Prévention des TMS en entreprise : comment réussir sa démarche ? L’exemple de SWM International

exemple de prevention tms entreprise reussie avec SWM international

Les troubles musculo-squelettiques (TMS) restent la première maladie professionnelle reconnue en France (source Ameli). Chaque jour, ils sont à l’origine de douleurs, d’absentéisme, de difficultés de recrutement et d’une baisse de la performance pour beaucoup d’entreprises. On sait que pour prévenir les TMS au travail, il faut aller plus loin que les « bons » gestes ou la seule organisation d’une formation gestes et postures. Une démarche de prévention repose sur l’analyse des situations de travail, l’identification des facteurs de risque, l’amélioration de l’organisation du travail et l’implication des salariés comme des managers.
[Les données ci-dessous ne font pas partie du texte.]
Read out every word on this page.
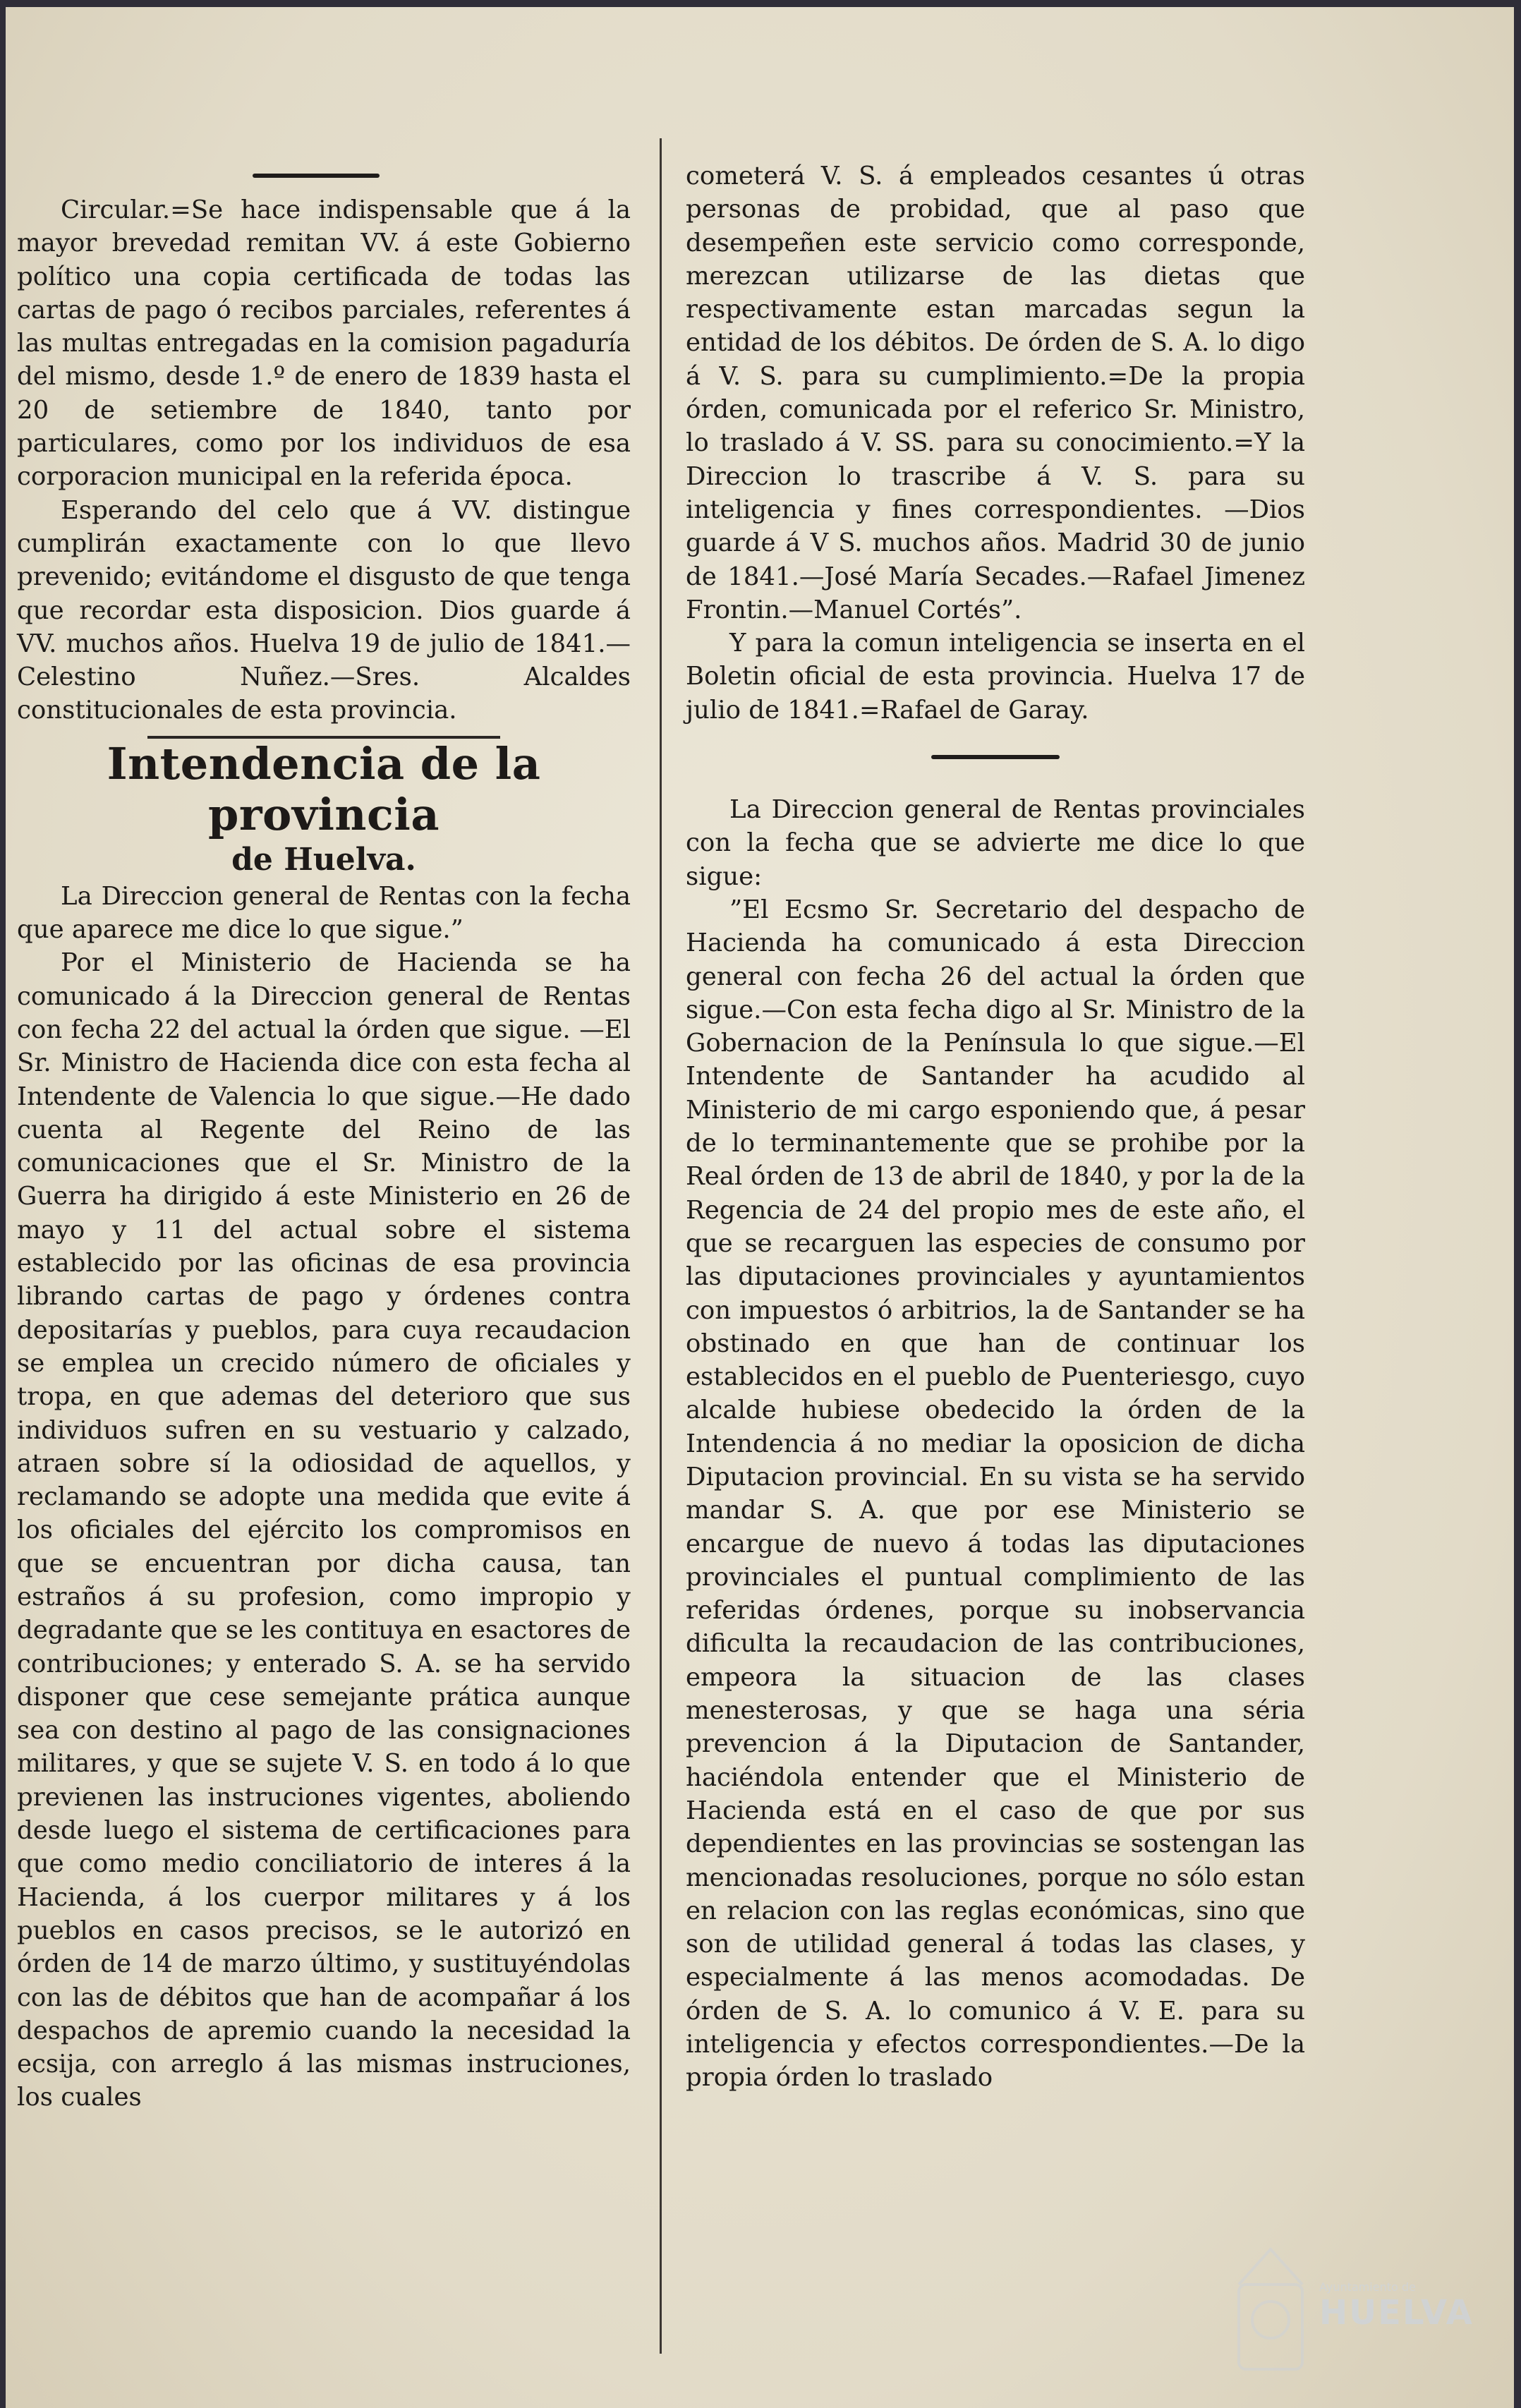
Circular.=Se hace indispensable que á la mayor brevedad remitan VV. á este Gobierno político una copia certificada de todas las cartas de pago ó recibos parciales, referentes á las multas entregadas en la comision pagaduría del mismo, desde 1.º de enero de 1839 hasta el 20 de setiembre de 1840, tanto por particulares, como por los individuos de esa corporacion municipal en la referida época.

Esperando del celo que á VV. distingue cumplirán exactamente con lo que llevo prevenido; evitándome el disgusto de que tenga que recordar esta disposicion. Dios guarde á VV. muchos años. Huelva 19 de julio de 1841.—Celestino Nuñez.—Sres. Alcaldes constitucionales de esta provincia.

Intendencia de la provincia

de Huelva.

La Direccion general de Rentas con la fecha que aparece me dice lo que sigue.”

Por el Ministerio de Hacienda se ha comunicado á la Direccion general de Rentas con fecha 22 del actual la órden que sigue. —El Sr. Ministro de Hacienda dice con esta fecha al Intendente de Valencia lo que sigue.—He dado cuenta al Regente del Reino de las comunicaciones que el Sr. Ministro de la Guerra ha dirigido á este Ministerio en 26 de mayo y 11 del actual sobre el sistema establecido por las oficinas de esa provincia librando cartas de pago y órdenes contra depositarías y pueblos, para cuya recaudacion se emplea un crecido número de oficiales y tropa, en que ademas del deterioro que sus individuos sufren en su vestuario y calzado, atraen sobre sí la odiosidad de aquellos, y reclamando se adopte una medida que evite á los oficiales del ejército los compromisos en que se encuentran por dicha causa, tan estraños á su profesion, como impropio y degradante que se les contituya en esactores de contribuciones; y enterado S. A. se ha servido disponer que cese semejante prática aunque sea con destino al pago de las consignaciones militares, y que se sujete V. S. en todo á lo que previenen las instruciones vigentes, aboliendo desde luego el sistema de certificaciones para que como medio conciliatorio de interes á la Hacienda, á los cuerpor militares y á los pueblos en casos precisos, se le autorizó en órden de 14 de marzo último, y sustituyéndolas con las de débitos que han de acompañar á los despachos de apremio cuando la necesidad la ecsija, con arreglo á las mismas instruciones, los cuales

cometerá V. S. á empleados cesantes ú otras personas de probidad, que al paso que desempeñen este servicio como corresponde, merezcan utilizarse de las dietas que respectivamente estan marcadas segun la entidad de los débitos. De órden de S. A. lo digo á V. S. para su cumplimiento.=De la propia órden, comunicada por el referico Sr. Ministro, lo traslado á V. SS. para su conocimiento.=Y la Direccion lo trascribe á V. S. para su inteligencia y fines correspondientes. —Dios guarde á V S. muchos años. Madrid 30 de junio de 1841.—José María Secades.—Rafael Jimenez Frontin.—Manuel Cortés”.

Y para la comun inteligencia se inserta en el Boletin oficial de esta provincia. Huelva 17 de julio de 1841.=Rafael de Garay.

La Direccion general de Rentas provinciales con la fecha que se advierte me dice lo que sigue:

”El Ecsmo Sr. Secretario del despacho de Hacienda ha comunicado á esta Direccion general con fecha 26 del actual la órden que sigue.—Con esta fecha digo al Sr. Ministro de la Gobernacion de la Península lo que sigue.—El Intendente de Santander ha acudido al Ministerio de mi cargo esponiendo que, á pesar de lo terminantemente que se prohibe por la Real órden de 13 de abril de 1840, y por la de la Regencia de 24 del propio mes de este año, el que se recarguen las especies de consumo por las diputaciones provinciales y ayuntamientos con impuestos ó arbitrios, la de Santander se ha obstinado en que han de continuar los establecidos en el pueblo de Puenteriesgo, cuyo alcalde hubiese obedecido la órden de la Intendencia á no mediar la oposicion de dicha Diputacion provincial. En su vista se ha servido mandar S. A. que por ese Ministerio se encargue de nuevo á todas las diputaciones provinciales el puntual complimiento de las referidas órdenes, porque su inobservancia dificulta la recaudacion de las contribuciones, empeora la situacion de las clases menesterosas, y que se haga una séria prevencion á la Diputacion de Santander, haciéndola entender que el Ministerio de Hacienda está en el caso de que por sus dependientes en las provincias se sostengan las mencionadas resoluciones, porque no sólo estan en relacion con las reglas económicas, sino que son de utilidad general á todas las clases, y especialmente á las menos acomodadas. De órden de S. A. lo comunico á V. E. para su inteligencia y efectos correspondientes.—De la propia órden lo traslado

Ayuntamiento de
HUELVA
La Minute Pep’s est née d’une démarche de prévention des troubles musculo-squelettiques en entreprise réussie. Cette action a transformé le quotidien de professionnels confrontés à des douleurs, notamment lombaires et cervicales. Les résultats obtenus nous ont donné envie d’aller plus loin et de partager une méthode concrète et accessible à toutes les entreprises. Et cette méthode fonctionne, quels que soient le secteur d’activité ou le poste de travail.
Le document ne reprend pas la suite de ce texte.